Proposed property tax hikes in Minneapolis and St. Paul will hit homeowners hardest in less wealthy pockets of the urban core, where fervent demand for low-cost houses is driving up values.
Minneapolis and St. Paul officials say median-valued homes will see a 7.8% and 6.3% increase, respectively, in the city portion of their tax bills next year. But roughly one in six residential properties in the two cities will see a spike of more than 15% next year, based on a Star Tribune analysis of Minneapolis and Ramsey County projected tax data.
The value of those homes is less than each city’s median, on average. And the houses — which include rentals — are generally in areas with low but rising values, such as the East Side, North End and Frogtown areas of St. Paul, and the North Side, Powderhorn and Phillips areas of Minneapolis.
Some homeowners say the property tax hikes are a good reason for fresh leadership at City Hall.
The value of Jean Hawkins-Koch’s home in the Shingle Creek area of north Minneapolis has risen from $269,000 to $350,000 in the last four years. The total tax bill, including other jurisdictions, has risen about 40%.

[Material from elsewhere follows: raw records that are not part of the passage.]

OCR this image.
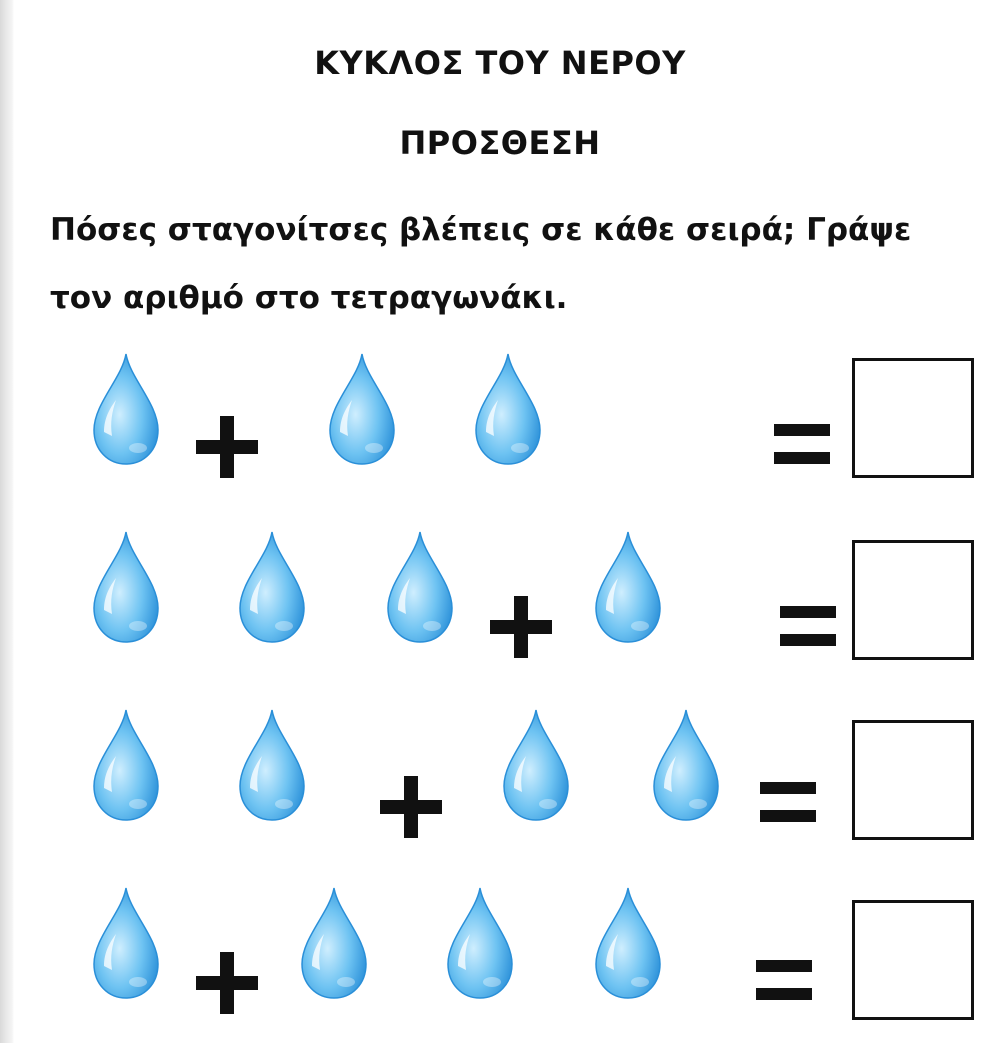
ΚΥΚΛΟΣ ΤΟΥ ΝΕΡΟΥ
ΠΡΟΣΘΕΣΗ
Πόσες σταγονίτσες βλέπεις σε κάθε σειρά; Γράψε
τον αριθμό στο τετραγωνάκι.
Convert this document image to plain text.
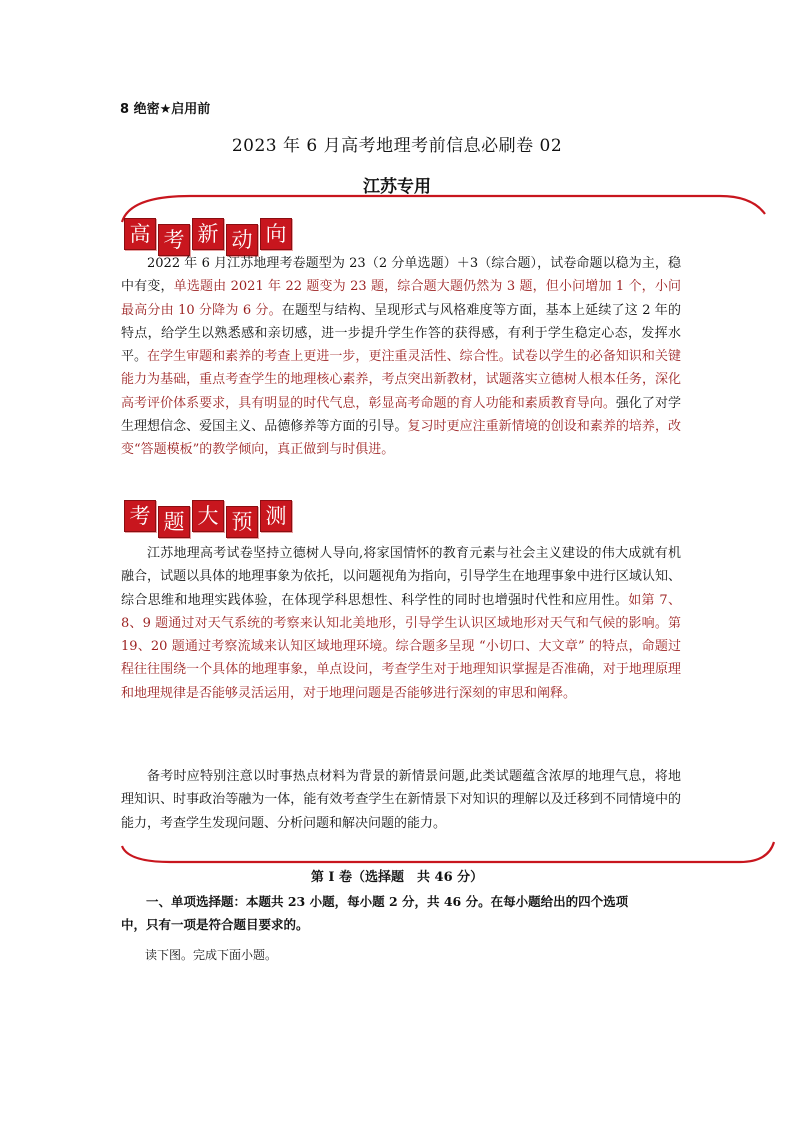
8 绝密★启用前
2023 年 6 月高考地理考前信息必刷卷 02
江苏专用
高 考 新 动 向
2022 年 6 月江苏地理考卷题型为 23（2 分单选题）＋3（综合题），试卷命题以稳为主，稳中有变，单选题由 2021 年 22 题变为 23 题，综合题大题仍然为 3 题，但小问增加 1 个，小问最高分由 10 分降为 6 分。在题型与结构、呈现形式与风格难度等方面，基本上延续了这 2 年的特点，给学生以熟悉感和亲切感，进一步提升学生作答的获得感，有利于学生稳定心态，发挥水平。在学生审题和素养的考查上更进一步，更注重灵活性、综合性。试卷以学生的必备知识和关键能力为基础，重点考查学生的地理核心素养，考点突出新教材，试题落实立德树人根本任务，深化高考评价体系要求，具有明显的时代气息，彰显高考命题的育人功能和素质教育导向。强化了对学生理想信念、爱国主义、品德修养等方面的引导。复习时更应注重新情境的创设和素养的培养，改变“答题模板”的教学倾向，真正做到与时俱进。
考 题 大 预 测
江苏地理高考试卷坚持立德树人导向,将家国情怀的教育元素与社会主义建设的伟大成就有机融合，试题以具体的地理事象为依托，以问题视角为指向，引导学生在地理事象中进行区域认知、综合思维和地理实践体验，在体现学科思想性、科学性的同时也增强时代性和应用性。如第 7、8、9 题通过对天气系统的考察来认知北美地形，引导学生认识区域地形对天气和气候的影响。第 19、20 题通过考察流域来认知区域地理环境。综合题多呈现 “小切口、大文章” 的特点，命题过程往往围绕一个具体的地理事象，单点设问，考查学生对于地理知识掌握是否准确，对于地理原理和地理规律是否能够灵活运用，对于地理问题是否能够进行深刻的审思和阐释。
备考时应特别注意以时事热点材料为背景的新情景问题,此类试题蕴含浓厚的地理气息，将地理知识、时事政治等融为一体，能有效考查学生在新情景下对知识的理解以及迁移到不同情境中的能力，考查学生发现问题、分析问题和解决问题的能力。
第 I 卷（选择题　共 46 分）
一、单项选择题：本题共 23 小题，每小题 2 分，共 46 分。在每小题给出的四个选项中，只有一项是符合题目要求的。
读下图。完成下面小题。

Hawkins-Koch, who runs a “Flip the Council” Facebook page aimed at ousting the entire Minneapolis City Council, said history tells her to expect to continue getting hammered by rising property taxes.
“I don’t know how we’re going to continue to live there with these tax increases. They’re just not sustainable,” Hawkins-Koch said. “Anyone who has a ‘regular job’ doesn’t get these kind of increases in their paycheck.”